I’m Still Alive, Why Do You Ask?
Although I appreciate the concerns, I do wish people would stop texting me when they haven’t seen me for a few days, ‘R U Alive?’. This did not just start happening after I turned sixty, this has been a common theme since my divorce. Why do people think I am incapable of taking care of myself? They wonder if the reason I don’t own a dog is I’m afraid when I do die alone, in my Grey Gardens-like Townhouse, they’ll find my half-devoured body and the satisfied look on my dog’s face after he enjoyed his nice Italian dinner?
Granted, I did end up in the hospital a few times since my divorce, but for reasons out of my hands. A blood clot to the eye was not on my list of things to do that day (1. take out the garbage, 2. blood clot to the eye, 3. don’t die). And four days in the hospital, and short term memory loss, from a flu shot was definitely not on my agenda.
I did fall down the steps backwards once and hit the wall, but I was drunk, and wasn’t alone; they would have found my body pretty quick.
Once, when my brother voiced his concerns over this issue, I explained the situation to him. I am always at work – always. Even when I started to write this blog post, New Jersey was under a ‘State of Emergency’, and I was at work. Now, I’m no hero; our Governor, after failing miserably when we had our first huge snowstorm last year, now calls for a ‘State of Emergency’ if a snow globe rolls off the shelf.
So, to alleviate my brother’s concern, if I do not show up for work, and I haven’t informed people of my absence, there is a bucket brigade of friends that will find my broke or dead body within the hour.
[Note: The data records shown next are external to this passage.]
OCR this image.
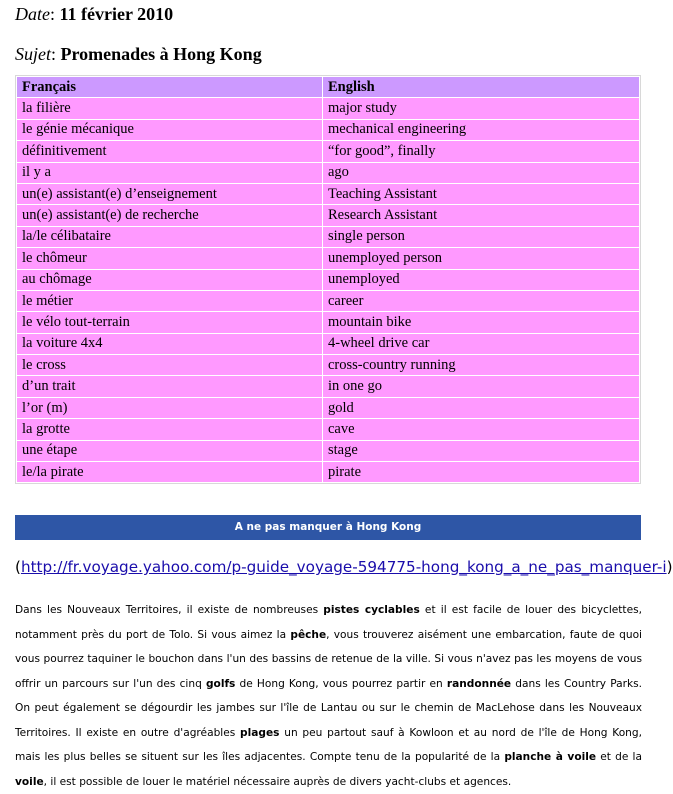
Date: 11 février 2010
Sujet: Promenades à Hong Kong
Français	English
la filière	major study
le génie mécanique	mechanical engineering
définitivement	“for good”, finally
il y a	ago
un(e) assistant(e) d’enseignement	Teaching Assistant
un(e) assistant(e) de recherche	Research Assistant
la/le célibataire	single person
le chômeur	unemployed person
au chômage	unemployed
le métier	career
le vélo tout-terrain	mountain bike
la voiture 4x4	4-wheel drive car
le cross	cross-country running
d’un trait	in one go
l’or (m)	gold
la grotte	cave
une étape	stage
le/la pirate	pirate
A ne pas manquer à Hong Kong
(http://fr.voyage.yahoo.com/p-guide_voyage-594775-hong_kong_a_ne_pas_manquer-i)

Dans les Nouveaux Territoires, il existe de nombreuses pistes cyclables et il est facile de louer des bicyclettes, notamment près du port de Tolo. Si vous aimez la pêche, vous trouverez aisément une embarcation, faute de quoi vous pourrez taquiner le bouchon dans l'un des bassins de retenue de la ville. Si vous n'avez pas les moyens de vous offrir un parcours sur l'un des cinq golfs de Hong Kong, vous pourrez partir en randonnée dans les Country Parks. On peut également se dégourdir les jambes sur l'île de Lantau ou sur le chemin de MacLehose dans les Nouveaux Territoires. Il existe en outre d'agréables plages un peu partout sauf à Kowloon et au nord de l'île de Hong Kong, mais les plus belles se situent sur les îles adjacentes. Compte tenu de la popularité de la planche à voile et de la voile, il est possible de louer le matériel nécessaire auprès de divers yacht-clubs et agences.
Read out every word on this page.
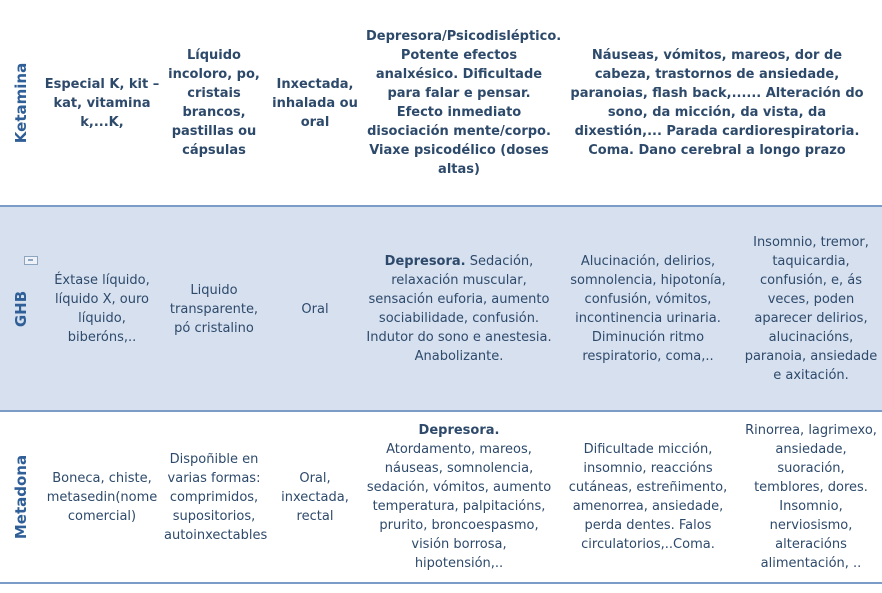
Ketamina Especial K, kit – kat, vitamina k,...K,
Líquido incoloro, po, cristais brancos, pastillas ou cápsulas
Inxectada, inhalada ou oral
Depresora/Psicodisléptico. Potente efectos analxésico. Dificultade para falar e pensar. Efecto inmediato disociación mente/corpo. Viaxe psicodélico (doses altas)
Náuseas, vómitos, mareos, dor de cabeza, trastornos de ansiedade, paranoias, flash back,...... Alteración do sono, da micción, da vista, da dixestión,... Parada cardiorespiratoria. Coma. Dano cerebral a longo prazo
GHB
Éxtase líquido, líquido X, ouro líquido, biberóns,..
Liquido transparente, pó cristalino
Oral
Depresora. Sedación, relaxación muscular, sensación euforia, aumento sociabilidade, confusión. Indutor do sono e anestesia. Anabolizante.
Alucinación, delirios, somnolencia, hipotonía, confusión, vómitos, incontinencia urinaria. Diminución ritmo respiratorio, coma,..
Insomnio, tremor, taquicardia, confusión, e, ás veces, poden aparecer delirios, alucinacións, paranoia, ansiedade e axitación.
Metadona	Boneca, chiste, metasedin(nome comercial)
Dispoñible en varias formas: comprimidos, supositorios, autoinxectables
Oral, inxectada, rectal
Depresora.
Atordamento, mareos, náuseas, somnolencia, sedación, vómitos, aumento temperatura, palpitacións, prurito, broncoespasmo, visión borrosa, hipotensión,..
Dificultade micción, insomnio, reaccións cutáneas, estreñimento, amenorrea, ansiedade, perda dentes. Falos circulatorios,..Coma.
Rinorrea, lagrimexo, ansiedade, suoración, temblores, dores. Insomnio, nerviosismo, alteracións alimentación, ..
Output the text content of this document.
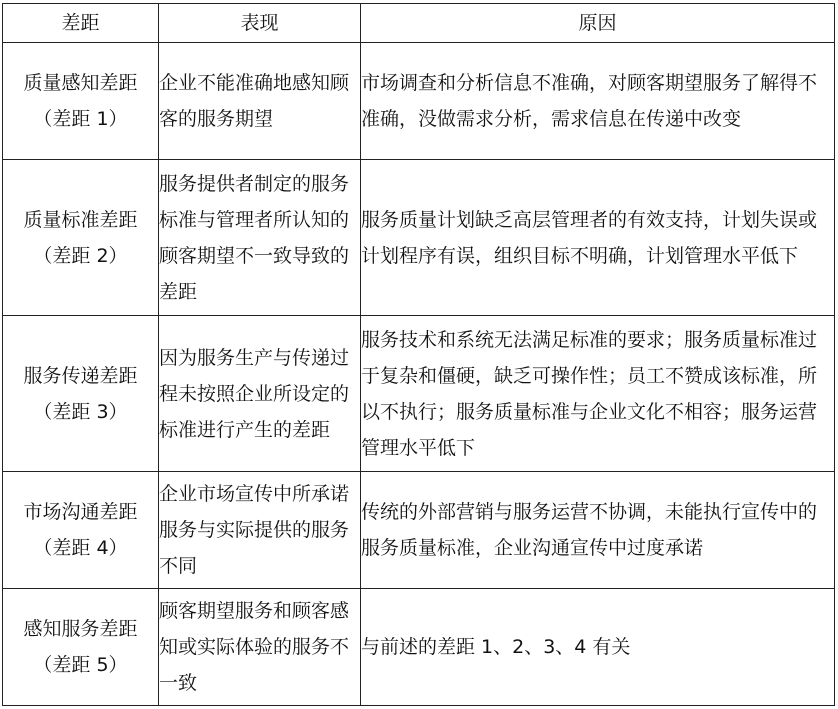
差距	表现	原因

质量感知差距
（差距 1）	企业不能准确地感知顾客的服务期望	市场调查和分析信息不准确，对顾客期望服务了解得不准确，没做需求分析，需求信息在传递中改变

质量标准差距
（差距 2）	服务提供者制定的服务标准与管理者所认知的顾客期望不一致导致的差距	服务质量计划缺乏高层管理者的有效支持，计划失误或计划程序有误，组织目标不明确，计划管理水平低下

服务传递差距
（差距 3）	因为服务生产与传递过程未按照企业所设定的标准进行产生的差距	服务技术和系统无法满足标准的要求；服务质量标准过于复杂和僵硬，缺乏可操作性；员工不赞成该标准，所以不执行；服务质量标准与企业文化不相容；服务运营管理水平低下

市场沟通差距
（差距 4）	企业市场宣传中所承诺服务与实际提供的服务不同	传统的外部营销与服务运营不协调，未能执行宣传中的服务质量标准，企业沟通宣传中过度承诺

感知服务差距
（差距 5）	顾客期望服务和顾客感知或实际体验的服务不一致	与前述的差距 1、2、3、4 有关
I hope they bring bagels, because I never have any food at my house.
The most recent occurrence was this weekend. I hadn’t spoken to my ex-wife, Arlene, in a few days. On Saturday I went to a friend’s sixtieth surprise birthday party and turned off my phone; I didn’t want it to go off at an inappropriate time during the speeches. Arlene could not get a hold of me and called my sister to see if I was with her, which I wasn’t. Finally, when I turned my phone back on I saw the text and replied, ‘I am’ to her ‘R U Alive’ question. I guess she didn’t see the message because she called me on my ride home where I once again assured her I was still breathing.
I don’t know why Arlene is so concerned if I’m alive or not, she’s not in my will.
Sunday, I headed to Pennsylvania for breakfast, then bowling, with members of my family. I had not gone bowling in years, and if I was going to die, it would have been from embarrassment. Amazing, put a fifteen-pound bowling ball in my hand and I forget how to take four steps and throw.
As I left, my sister said call when I got home. I told her I would probably forget, but I did call her as I stopped at Wegmans to pick up some items for the week.
Later that night, she called me to say I never called, and I reminded her that I called from Wegmans.
“Wegmans is not home,” she informed me. Wegmans is five miles from my house, I thought close enough to count as my ‘got home safe’ call.
Guess not.
All kidding aside, I do appreciate the concern, and will probably (probably?) die one day, justifying that ‘R U Alive’ text message.